Breaking the Box: Enhancing Remote Sensing Image Segmentation with Freehand Sketches
Ying Zang, Yuncan Gao, Jiangi Zhang, Yuangi Hu, Runlong Cao, Lanyun Zhu, Qi Zhu, Deyi Ji, Renjun Xu, Tianrun Chen
TL;DR
The paper tackles the challenge of remote sensing image segmentation under extreme scale and viewpoint variability by introducing freehand sketch prompting as a more intuitive interaction than points or boxes. It introduces the LTL-Sensing dataset, pairing human sketches with remote sensing images and GT masks, and presents LTL-Net, a sketch-aware segmentation model that fuses sketch and image features and employs a masked attention mechanism and a multi-prompt transport module to robustly map multiple sketches to image regions. Empirical results show that sketch-guided prompting substantially improves segmentation accuracy and robustness over SAM and related sketch-based methods, across object sizes and scenes, highlighting the potential for more effective human-AI collaboration in environmental monitoring, disaster response, and urban analysis.
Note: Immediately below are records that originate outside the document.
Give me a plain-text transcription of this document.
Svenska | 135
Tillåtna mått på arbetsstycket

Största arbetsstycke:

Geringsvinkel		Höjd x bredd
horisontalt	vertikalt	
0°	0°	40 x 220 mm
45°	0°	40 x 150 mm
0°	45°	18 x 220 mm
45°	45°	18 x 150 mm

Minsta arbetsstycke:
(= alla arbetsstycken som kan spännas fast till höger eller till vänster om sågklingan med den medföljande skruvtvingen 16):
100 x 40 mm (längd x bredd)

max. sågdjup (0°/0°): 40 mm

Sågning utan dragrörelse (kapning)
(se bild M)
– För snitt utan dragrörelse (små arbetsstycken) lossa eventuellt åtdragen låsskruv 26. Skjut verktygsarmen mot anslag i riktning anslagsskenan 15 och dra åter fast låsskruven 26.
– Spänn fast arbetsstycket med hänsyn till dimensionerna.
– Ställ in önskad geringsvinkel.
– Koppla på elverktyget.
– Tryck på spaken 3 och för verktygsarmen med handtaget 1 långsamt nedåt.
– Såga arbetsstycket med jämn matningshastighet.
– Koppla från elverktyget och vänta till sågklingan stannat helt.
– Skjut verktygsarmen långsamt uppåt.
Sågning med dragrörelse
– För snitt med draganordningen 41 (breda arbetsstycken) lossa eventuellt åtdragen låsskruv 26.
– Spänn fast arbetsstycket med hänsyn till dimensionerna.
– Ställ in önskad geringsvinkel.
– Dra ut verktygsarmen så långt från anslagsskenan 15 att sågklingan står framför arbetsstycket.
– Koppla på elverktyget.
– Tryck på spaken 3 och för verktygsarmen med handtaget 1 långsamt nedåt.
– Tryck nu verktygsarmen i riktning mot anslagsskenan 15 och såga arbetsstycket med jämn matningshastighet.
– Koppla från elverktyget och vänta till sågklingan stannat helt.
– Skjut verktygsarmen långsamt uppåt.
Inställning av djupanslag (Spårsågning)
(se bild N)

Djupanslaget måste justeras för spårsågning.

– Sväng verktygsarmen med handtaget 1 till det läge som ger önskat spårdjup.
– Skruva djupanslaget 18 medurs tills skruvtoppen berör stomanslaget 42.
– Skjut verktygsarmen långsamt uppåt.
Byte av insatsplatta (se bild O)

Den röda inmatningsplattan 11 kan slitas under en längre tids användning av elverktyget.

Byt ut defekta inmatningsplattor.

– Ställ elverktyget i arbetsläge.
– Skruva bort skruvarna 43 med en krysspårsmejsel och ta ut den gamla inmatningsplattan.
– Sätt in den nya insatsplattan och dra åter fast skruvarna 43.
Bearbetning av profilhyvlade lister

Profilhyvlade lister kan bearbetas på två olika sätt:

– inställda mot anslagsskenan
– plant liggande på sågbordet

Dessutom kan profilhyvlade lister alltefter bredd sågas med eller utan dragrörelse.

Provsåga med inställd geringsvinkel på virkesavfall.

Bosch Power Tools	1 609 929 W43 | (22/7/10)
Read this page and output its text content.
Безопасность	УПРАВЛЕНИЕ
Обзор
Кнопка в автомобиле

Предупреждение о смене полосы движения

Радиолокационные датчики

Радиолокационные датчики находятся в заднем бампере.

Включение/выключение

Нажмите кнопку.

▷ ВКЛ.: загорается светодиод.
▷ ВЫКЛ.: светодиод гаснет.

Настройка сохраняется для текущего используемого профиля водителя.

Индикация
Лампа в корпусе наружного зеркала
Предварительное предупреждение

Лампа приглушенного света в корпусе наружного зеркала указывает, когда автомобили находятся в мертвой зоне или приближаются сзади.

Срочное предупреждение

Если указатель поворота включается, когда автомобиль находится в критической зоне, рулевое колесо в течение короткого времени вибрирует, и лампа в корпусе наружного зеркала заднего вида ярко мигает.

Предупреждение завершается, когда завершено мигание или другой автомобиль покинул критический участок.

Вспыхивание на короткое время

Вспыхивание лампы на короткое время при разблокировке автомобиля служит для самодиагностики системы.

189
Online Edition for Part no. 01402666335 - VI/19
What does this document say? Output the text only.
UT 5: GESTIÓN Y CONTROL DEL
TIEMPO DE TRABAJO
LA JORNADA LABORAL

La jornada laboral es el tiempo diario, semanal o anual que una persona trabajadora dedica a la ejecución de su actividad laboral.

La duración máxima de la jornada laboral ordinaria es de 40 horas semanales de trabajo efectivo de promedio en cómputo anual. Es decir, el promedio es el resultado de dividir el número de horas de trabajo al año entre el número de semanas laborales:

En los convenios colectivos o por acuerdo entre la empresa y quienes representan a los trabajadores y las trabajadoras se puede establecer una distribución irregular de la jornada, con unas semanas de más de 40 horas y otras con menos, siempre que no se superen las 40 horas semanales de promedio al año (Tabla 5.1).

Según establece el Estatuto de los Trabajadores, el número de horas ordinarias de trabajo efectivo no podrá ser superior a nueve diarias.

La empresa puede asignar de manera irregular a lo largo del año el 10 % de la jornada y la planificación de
Collectively, the approach advances zero-shot interactive segmentation in remote sensing by combining intuitive user input, a dedicated annotated dataset, and a novel network design that handles sketch variability through augmentation and optimal transport-based multi-prompt alignment.
Abstract
This work advances zero-shot interactive segmentation for remote sensing imagery through three key contributions. First, we propose a novel sketch-based prompting method, enabling users to intuitively outline objects, surpassing traditional point or box prompts. Second, we introduce LTL-Sensing, the first dataset pairing human sketches with remote sensing imagery, setting a benchmark for future research. Third, we present LTL-Net, a model featuring a multi-input prompting transport module tailored for freehand sketches. Extensive experiments show our approach significantly improves segmentation accuracy and robustness over state-of-the-art methods like SAM, fostering more intuitive human-AI collaboration in remote sensing analysis and enhancing its applications.